The widening critical illness protection gap will only get worse but there will be no easy answer, reinsurer RGA has said.
Peter Barrett, international head of claims for RGA, speaking at a break out session at the reinsurer's Success By Design conference yesterday, said definitions-based cover needed to be fully explained to consumers.
He said to delegates: "This gap is not a new problem and is something that has been around for a long time. It needs to be about trying to make it clear to people that we do not cover all cancers or heart attacks, for example.

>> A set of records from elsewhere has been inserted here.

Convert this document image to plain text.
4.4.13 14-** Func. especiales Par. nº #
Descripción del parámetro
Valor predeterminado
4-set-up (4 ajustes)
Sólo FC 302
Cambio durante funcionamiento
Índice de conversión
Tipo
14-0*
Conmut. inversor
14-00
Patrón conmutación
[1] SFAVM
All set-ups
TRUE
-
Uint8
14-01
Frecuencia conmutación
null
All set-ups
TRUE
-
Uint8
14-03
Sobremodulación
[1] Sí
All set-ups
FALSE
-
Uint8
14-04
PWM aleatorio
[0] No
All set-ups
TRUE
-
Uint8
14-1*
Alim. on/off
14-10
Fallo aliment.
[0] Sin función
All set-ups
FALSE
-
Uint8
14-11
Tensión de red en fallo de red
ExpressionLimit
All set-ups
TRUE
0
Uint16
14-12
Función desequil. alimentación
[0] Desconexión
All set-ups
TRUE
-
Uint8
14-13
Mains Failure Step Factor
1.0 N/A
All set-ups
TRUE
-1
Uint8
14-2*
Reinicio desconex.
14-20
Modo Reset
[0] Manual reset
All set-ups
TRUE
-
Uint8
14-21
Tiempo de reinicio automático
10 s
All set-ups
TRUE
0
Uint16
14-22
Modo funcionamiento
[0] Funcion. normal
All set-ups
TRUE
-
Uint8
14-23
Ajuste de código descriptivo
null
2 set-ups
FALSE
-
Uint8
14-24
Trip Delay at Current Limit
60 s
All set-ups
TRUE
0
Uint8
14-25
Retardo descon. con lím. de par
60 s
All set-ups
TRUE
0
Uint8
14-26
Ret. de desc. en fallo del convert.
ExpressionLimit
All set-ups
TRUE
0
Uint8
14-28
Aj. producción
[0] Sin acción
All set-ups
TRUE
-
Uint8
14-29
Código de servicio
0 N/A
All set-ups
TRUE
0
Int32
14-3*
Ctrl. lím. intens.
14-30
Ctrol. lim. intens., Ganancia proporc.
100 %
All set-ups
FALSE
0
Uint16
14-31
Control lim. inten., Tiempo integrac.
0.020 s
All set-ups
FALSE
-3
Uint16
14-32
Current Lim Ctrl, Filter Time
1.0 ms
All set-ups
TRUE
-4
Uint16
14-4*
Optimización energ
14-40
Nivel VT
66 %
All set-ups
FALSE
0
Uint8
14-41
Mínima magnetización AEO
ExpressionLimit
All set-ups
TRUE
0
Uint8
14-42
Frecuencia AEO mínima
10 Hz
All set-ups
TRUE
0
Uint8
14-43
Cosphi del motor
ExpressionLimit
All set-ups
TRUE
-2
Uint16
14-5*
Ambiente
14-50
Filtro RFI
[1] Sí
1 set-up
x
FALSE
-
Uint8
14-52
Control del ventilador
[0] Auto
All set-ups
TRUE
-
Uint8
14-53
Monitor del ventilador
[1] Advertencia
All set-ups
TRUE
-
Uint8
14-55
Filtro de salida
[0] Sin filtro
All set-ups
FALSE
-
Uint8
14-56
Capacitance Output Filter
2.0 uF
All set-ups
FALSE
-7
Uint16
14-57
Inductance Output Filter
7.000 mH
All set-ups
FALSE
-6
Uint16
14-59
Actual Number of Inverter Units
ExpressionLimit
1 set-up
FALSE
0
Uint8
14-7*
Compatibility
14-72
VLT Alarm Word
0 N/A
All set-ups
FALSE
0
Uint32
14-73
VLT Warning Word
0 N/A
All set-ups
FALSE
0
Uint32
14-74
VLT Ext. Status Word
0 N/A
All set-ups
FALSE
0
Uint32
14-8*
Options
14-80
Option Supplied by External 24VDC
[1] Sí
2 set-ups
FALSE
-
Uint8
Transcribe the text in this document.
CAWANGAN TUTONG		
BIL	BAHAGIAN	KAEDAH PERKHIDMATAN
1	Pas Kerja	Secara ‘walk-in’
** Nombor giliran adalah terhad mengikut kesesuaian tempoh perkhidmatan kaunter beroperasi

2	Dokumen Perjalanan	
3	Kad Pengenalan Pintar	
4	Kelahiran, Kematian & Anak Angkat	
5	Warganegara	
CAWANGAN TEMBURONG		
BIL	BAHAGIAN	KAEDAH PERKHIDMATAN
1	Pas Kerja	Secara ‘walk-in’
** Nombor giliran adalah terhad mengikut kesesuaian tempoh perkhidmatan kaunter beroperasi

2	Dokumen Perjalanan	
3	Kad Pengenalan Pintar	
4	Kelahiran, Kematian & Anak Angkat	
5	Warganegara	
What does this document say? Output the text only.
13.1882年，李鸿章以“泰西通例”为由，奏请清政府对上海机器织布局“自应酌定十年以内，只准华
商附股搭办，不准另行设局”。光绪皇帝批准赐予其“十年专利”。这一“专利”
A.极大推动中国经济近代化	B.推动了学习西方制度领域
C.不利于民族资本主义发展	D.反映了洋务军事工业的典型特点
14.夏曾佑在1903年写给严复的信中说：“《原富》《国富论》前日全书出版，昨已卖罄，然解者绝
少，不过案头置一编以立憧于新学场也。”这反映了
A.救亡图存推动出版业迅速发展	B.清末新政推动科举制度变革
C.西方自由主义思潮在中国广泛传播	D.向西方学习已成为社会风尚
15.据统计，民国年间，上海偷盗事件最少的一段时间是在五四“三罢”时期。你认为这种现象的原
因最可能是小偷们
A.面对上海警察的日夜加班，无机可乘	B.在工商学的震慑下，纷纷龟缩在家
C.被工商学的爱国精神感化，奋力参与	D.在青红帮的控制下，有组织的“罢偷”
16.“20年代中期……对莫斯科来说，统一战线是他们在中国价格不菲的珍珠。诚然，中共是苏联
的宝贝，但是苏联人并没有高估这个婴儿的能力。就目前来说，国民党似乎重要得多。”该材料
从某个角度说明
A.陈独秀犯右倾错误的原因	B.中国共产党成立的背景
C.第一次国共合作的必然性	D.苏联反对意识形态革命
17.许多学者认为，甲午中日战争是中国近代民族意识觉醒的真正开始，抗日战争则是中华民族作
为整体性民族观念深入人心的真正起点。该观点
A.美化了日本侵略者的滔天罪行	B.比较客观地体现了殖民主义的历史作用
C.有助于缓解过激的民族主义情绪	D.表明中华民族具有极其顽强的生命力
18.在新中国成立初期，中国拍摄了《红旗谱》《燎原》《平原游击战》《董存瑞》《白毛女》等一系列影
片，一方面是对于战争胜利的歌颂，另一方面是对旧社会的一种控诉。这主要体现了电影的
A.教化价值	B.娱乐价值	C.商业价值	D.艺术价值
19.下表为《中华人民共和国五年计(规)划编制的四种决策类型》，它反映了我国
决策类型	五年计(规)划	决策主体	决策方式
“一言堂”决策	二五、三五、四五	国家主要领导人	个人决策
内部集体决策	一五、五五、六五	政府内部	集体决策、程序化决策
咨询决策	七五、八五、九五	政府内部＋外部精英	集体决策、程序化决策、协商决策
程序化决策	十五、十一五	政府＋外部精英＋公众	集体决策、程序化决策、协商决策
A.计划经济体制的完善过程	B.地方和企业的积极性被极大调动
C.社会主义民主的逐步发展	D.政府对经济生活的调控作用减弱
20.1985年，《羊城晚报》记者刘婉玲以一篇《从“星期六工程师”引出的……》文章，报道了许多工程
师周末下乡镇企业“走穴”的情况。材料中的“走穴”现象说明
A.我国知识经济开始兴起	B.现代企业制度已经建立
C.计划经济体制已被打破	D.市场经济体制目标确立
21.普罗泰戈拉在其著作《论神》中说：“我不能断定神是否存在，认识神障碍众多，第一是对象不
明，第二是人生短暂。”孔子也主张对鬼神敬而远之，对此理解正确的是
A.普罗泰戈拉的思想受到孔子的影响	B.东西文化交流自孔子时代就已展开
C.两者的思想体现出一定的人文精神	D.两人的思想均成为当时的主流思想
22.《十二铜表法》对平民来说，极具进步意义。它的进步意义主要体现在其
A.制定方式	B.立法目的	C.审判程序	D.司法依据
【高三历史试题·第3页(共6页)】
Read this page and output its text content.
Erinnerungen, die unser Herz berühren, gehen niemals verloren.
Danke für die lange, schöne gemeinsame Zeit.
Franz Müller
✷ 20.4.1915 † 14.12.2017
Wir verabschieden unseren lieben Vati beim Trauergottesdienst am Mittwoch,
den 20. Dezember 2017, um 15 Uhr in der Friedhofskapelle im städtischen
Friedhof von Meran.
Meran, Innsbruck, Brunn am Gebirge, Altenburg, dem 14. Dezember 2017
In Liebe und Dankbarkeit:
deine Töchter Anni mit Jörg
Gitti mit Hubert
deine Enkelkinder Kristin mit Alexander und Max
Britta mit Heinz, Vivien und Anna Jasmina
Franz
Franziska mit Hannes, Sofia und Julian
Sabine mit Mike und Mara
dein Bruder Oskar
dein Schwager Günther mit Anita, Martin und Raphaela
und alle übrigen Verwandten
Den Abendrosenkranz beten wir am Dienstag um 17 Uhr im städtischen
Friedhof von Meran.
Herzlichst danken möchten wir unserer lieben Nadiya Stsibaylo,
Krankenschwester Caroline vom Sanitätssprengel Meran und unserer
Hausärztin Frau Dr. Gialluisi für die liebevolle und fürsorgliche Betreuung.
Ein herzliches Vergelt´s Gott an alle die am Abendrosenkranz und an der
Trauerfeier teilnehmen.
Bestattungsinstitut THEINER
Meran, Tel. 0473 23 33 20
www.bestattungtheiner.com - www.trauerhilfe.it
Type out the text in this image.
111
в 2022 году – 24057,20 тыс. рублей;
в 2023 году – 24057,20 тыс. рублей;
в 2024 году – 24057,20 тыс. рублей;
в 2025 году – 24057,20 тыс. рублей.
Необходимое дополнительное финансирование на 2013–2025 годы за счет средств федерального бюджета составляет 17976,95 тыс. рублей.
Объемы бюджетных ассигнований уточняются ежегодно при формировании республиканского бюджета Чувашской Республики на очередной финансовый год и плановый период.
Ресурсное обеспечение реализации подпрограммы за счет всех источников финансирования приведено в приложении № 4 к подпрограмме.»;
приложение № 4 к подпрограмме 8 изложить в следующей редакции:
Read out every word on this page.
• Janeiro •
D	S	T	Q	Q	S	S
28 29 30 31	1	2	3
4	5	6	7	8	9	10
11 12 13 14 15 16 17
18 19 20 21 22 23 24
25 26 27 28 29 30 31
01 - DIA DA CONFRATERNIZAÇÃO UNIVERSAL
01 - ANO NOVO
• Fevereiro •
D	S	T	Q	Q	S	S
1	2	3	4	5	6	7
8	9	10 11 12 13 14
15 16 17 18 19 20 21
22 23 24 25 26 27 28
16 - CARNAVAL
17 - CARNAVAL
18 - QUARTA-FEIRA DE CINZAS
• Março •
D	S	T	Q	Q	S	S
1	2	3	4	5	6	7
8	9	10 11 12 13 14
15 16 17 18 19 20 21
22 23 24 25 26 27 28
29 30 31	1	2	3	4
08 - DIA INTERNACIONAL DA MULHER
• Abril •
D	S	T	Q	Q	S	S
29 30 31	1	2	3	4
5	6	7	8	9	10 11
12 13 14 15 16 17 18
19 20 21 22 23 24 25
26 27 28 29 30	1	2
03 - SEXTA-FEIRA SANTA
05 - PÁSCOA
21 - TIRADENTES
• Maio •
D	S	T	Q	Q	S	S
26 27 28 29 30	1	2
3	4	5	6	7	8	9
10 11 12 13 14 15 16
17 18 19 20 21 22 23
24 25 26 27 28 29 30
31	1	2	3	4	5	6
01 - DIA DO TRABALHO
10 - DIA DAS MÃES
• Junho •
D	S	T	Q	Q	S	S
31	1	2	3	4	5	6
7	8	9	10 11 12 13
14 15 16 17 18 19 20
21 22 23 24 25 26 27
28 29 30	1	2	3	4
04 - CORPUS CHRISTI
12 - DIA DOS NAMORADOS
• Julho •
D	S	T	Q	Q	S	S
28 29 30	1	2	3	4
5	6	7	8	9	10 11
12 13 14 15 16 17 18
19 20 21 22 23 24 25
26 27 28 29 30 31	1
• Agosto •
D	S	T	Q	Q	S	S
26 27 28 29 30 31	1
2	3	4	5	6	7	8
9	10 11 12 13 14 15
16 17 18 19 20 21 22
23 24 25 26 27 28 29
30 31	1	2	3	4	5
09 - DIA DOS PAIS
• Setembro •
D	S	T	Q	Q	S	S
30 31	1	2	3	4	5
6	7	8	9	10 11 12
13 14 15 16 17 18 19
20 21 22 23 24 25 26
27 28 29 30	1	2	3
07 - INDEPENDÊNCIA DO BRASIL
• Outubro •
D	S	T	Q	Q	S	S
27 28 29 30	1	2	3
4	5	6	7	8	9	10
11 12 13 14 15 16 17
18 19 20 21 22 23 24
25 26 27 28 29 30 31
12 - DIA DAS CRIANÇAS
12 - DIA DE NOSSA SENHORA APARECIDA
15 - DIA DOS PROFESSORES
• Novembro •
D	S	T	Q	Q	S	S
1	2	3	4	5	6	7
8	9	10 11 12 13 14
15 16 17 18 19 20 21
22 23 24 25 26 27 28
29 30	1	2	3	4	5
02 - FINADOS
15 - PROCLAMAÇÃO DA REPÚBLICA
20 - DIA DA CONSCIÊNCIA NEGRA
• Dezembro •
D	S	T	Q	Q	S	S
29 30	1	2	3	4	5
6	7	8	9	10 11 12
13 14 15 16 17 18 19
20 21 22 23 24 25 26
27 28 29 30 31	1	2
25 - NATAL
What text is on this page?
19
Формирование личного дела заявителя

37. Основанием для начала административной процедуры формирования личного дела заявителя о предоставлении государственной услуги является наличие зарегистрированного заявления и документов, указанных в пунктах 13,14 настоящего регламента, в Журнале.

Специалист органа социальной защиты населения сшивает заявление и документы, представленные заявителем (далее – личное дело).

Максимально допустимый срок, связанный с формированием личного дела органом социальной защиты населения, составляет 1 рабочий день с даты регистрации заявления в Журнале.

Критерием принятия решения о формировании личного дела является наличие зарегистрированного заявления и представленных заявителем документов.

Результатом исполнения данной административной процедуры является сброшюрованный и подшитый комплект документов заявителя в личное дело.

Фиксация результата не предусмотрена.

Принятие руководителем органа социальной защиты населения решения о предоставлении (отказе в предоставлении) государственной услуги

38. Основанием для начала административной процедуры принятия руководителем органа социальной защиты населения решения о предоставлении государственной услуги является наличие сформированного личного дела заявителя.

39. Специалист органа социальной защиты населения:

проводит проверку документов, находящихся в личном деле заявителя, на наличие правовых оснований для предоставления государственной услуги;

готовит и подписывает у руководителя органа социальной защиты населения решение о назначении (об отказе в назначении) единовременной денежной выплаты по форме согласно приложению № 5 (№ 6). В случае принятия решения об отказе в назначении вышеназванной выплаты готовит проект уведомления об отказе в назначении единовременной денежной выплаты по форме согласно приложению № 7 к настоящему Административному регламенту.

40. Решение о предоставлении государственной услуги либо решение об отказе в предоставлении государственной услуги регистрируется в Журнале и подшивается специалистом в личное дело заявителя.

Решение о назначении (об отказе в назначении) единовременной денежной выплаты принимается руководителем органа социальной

"If you get to claims stage and you are told that your heart attack is not severe enough to get anything then people may have a problem with that. This problem will not go away it will just get worse."
He added, in the short presentation before Q&A, that developing troponin tests is increasing the number of people diagnosed with heart attacks and that the lists of cancers grow each time the definition is reworked.
"What can we do about it? It is not easy," Barrett said.
"The more cover the higher the premium and then people do not want to pay. There is no magic answer to this."
He said two basic levels of cover that were easy to understand could be one way to go.
Katya Maclean, head of protection proposition at Lloyds Banking Group, asked the panel if income protection-type products would begin to replace critical illness cover; given the speed of medical advancements and expected increase in declined CI claims as the gap widened.
She said: "The medical definition of heart attack has moved so far away from what people understand they have cover for."
Barrett said critical illness will not cease to exist and income protection was not a straight forward and simple product to suggest it could be a replacement.
He added it was important to remember critical illness had been a leader through the recent troubled times for the industry.
Julie Yates, senior claims assessor at Capita and attendee, said to the floor: "We need to make sure people do not see heart attack and automatically assume something without realising there is s definition to go with it.
"There needs to be explaination before we get to the claims point where all the evidence has been collected and gathered and then we have to say that actually it is not viable. Perhaps customers need reminding of the definition."
Barrett said repeating definitions at the point of claims was too late and reiterated that there a form of payments to cover different levels could be a good way to tackle the issue.